Despite these positive developments, the ICCC requires the support of the Government to ensure it is suitably funded and staffed so that it can properly exercise its powers to achieve its key objectives and keep up with the rapidly changing competition and consumer landscape.
What does all this mean for businesses operating in the region?
A free lesson learned doing law across emerging economies in the Pacific is that legal and regulatory vacuums will invariably lead to people seeking to exploit those gaps for their own benefit. Unfortunately, with perhaps the exception of PNG (where there is still considerable room for development), their exist substantial gaps in the application and enforcement of protective frameworks in the competition and consumer space. Generally, these gaps come at the expense of consumers in these Pacific countries.
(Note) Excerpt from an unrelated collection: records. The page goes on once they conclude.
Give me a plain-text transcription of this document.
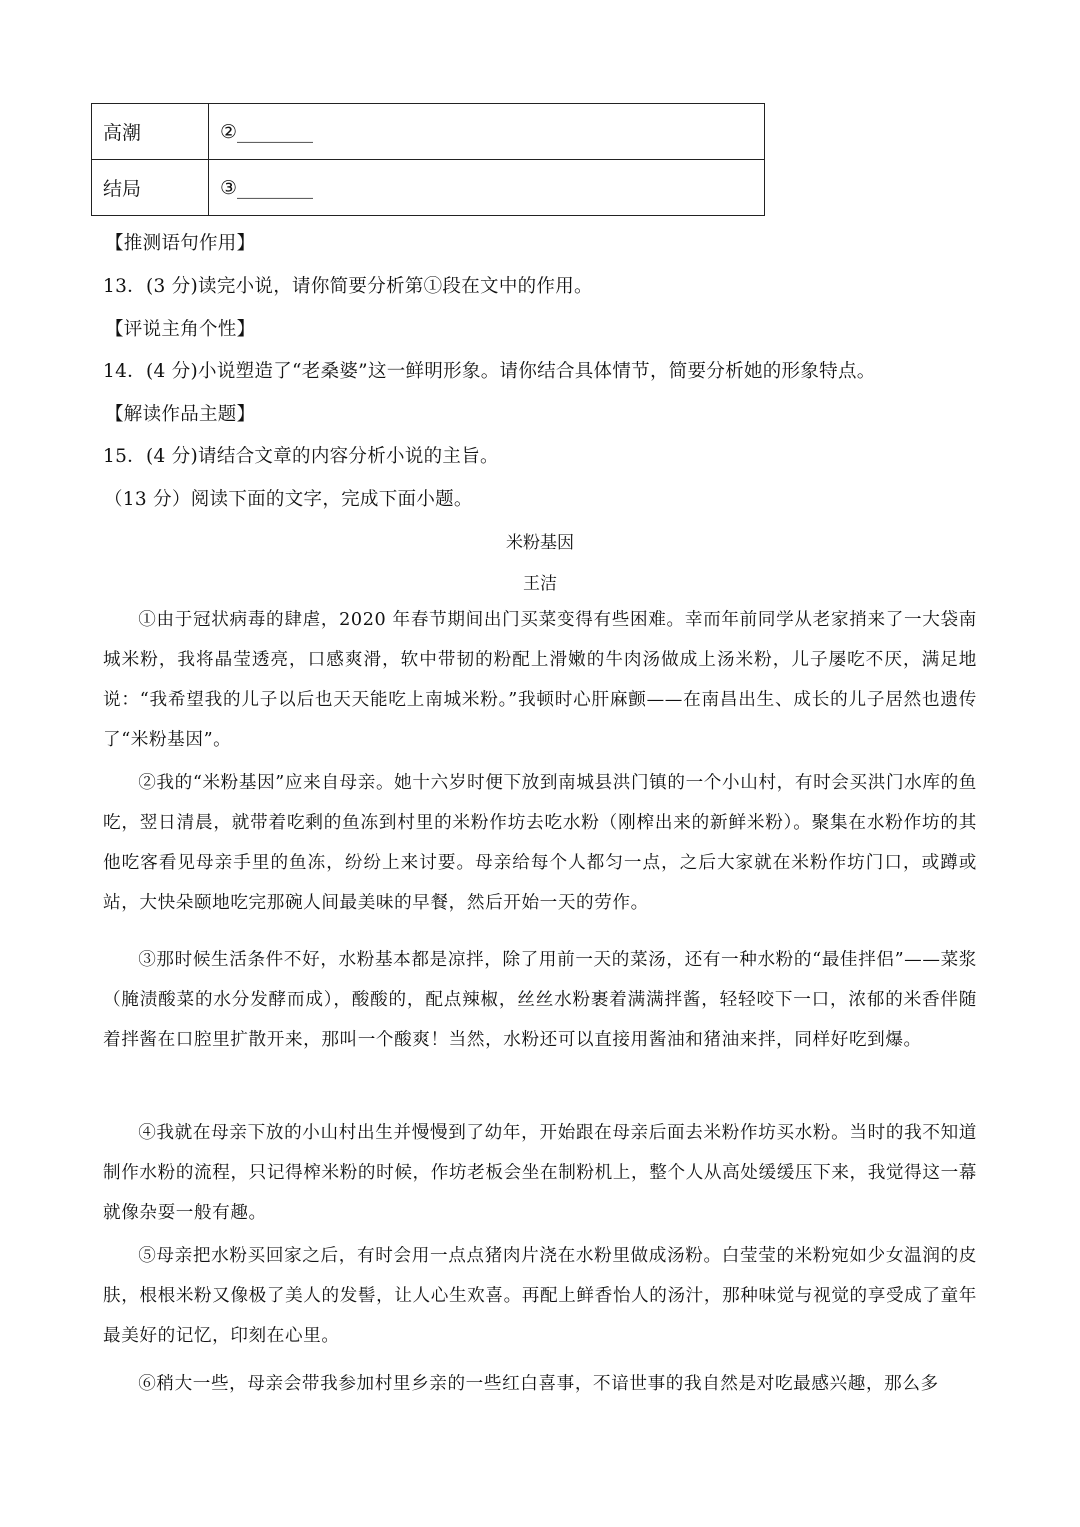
高潮	②________
结局	③________
【推测语句作用】
13．(3 分)读完小说，请你简要分析第①段在文中的作用。
【评说主角个性】
14．(4 分)小说塑造了“老桑婆”这一鲜明形象。请你结合具体情节，简要分析她的形象特点。
【解读作品主题】
15．(4 分)请结合文章的内容分析小说的主旨。
（13 分）阅读下面的文字，完成下面小题。
米粉基因
王洁
①由于冠状病毒的肆虐，2020 年春节期间出门买菜变得有些困难。幸而年前同学从老家捎来了一大袋南城米粉，我将晶莹透亮，口感爽滑，软中带韧的粉配上滑嫩的牛肉汤做成上汤米粉，儿子屡吃不厌，满足地说：“我希望我的儿子以后也天天能吃上南城米粉。”我顿时心肝麻颤——在南昌出生、成长的儿子居然也遗传了“米粉基因”。
②我的“米粉基因”应来自母亲。她十六岁时便下放到南城县洪门镇的一个小山村，有时会买洪门水库的鱼吃，翌日清晨，就带着吃剩的鱼冻到村里的米粉作坊去吃水粉（刚榨出来的新鲜米粉）。聚集在水粉作坊的其他吃客看见母亲手里的鱼冻，纷纷上来讨要。母亲给每个人都匀一点，之后大家就在米粉作坊门口，或蹲或站，大快朵颐地吃完那碗人间最美味的早餐，然后开始一天的劳作。
③那时候生活条件不好，水粉基本都是凉拌，除了用前一天的菜汤，还有一种水粉的“最佳拌侣”——菜浆（腌渍酸菜的水分发酵而成），酸酸的，配点辣椒，丝丝水粉裹着满满拌酱，轻轻咬下一口，浓郁的米香伴随着拌酱在口腔里扩散开来，那叫一个酸爽！当然，水粉还可以直接用酱油和猪油来拌，同样好吃到爆。
④我就在母亲下放的小山村出生并慢慢到了幼年，开始跟在母亲后面去米粉作坊买水粉。当时的我不知道制作水粉的流程，只记得榨米粉的时候，作坊老板会坐在制粉机上，整个人从高处缓缓压下来，我觉得这一幕就像杂耍一般有趣。
⑤母亲把水粉买回家之后，有时会用一点点猪肉片浇在水粉里做成汤粉。白莹莹的米粉宛如少女温润的皮肤，根根米粉又像极了美人的发髻，让人心生欢喜。再配上鲜香怡人的汤汁，那种味觉与视觉的享受成了童年最美好的记忆，印刻在心里。
⑥稍大一些，母亲会带我参加村里乡亲的一些红白喜事，不谙世事的我自然是对吃最感兴趣，那么多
However, this is not to say that businesses should not take the overall lack of regulation in the region to mean they are free to operate in these markets as they please, without regulatory oversight. PNG has provided a number of recent examples of the ICCC weighing in on proposed corporate mergers and acquisitions in that jurisdiction – such as the 2021 rejection of Kina Bank’s acquisition of Westpac PNG citing reduced competition within the highly concentrated PNG banking sector. The broad power of the ICCC allows it to monitor transactions even if no application for clearance or authorisation has been made – this includes the power to apply for an injunction to stop a transaction. The ICCC can also impose fines, apply for directors and managers to be excluded from acting in such positions and even move to start the divestiture of assets or shares already transferred.
As for Vanuatu and Solomon Islands, good conscience is good business. Corporate entities and international wholesalers and retailers should hold themselves to the competition and consumer law standards they are required to apply in more regulated jurisdictions like Australia, New Zealand, Fiji and, increasingly, PNG. As the laws in these jurisdictions (hopefully) continue to develop and become more robust, future reputational risk will exist for those companies who are subsequently shown to have been engaging in improper market conduct.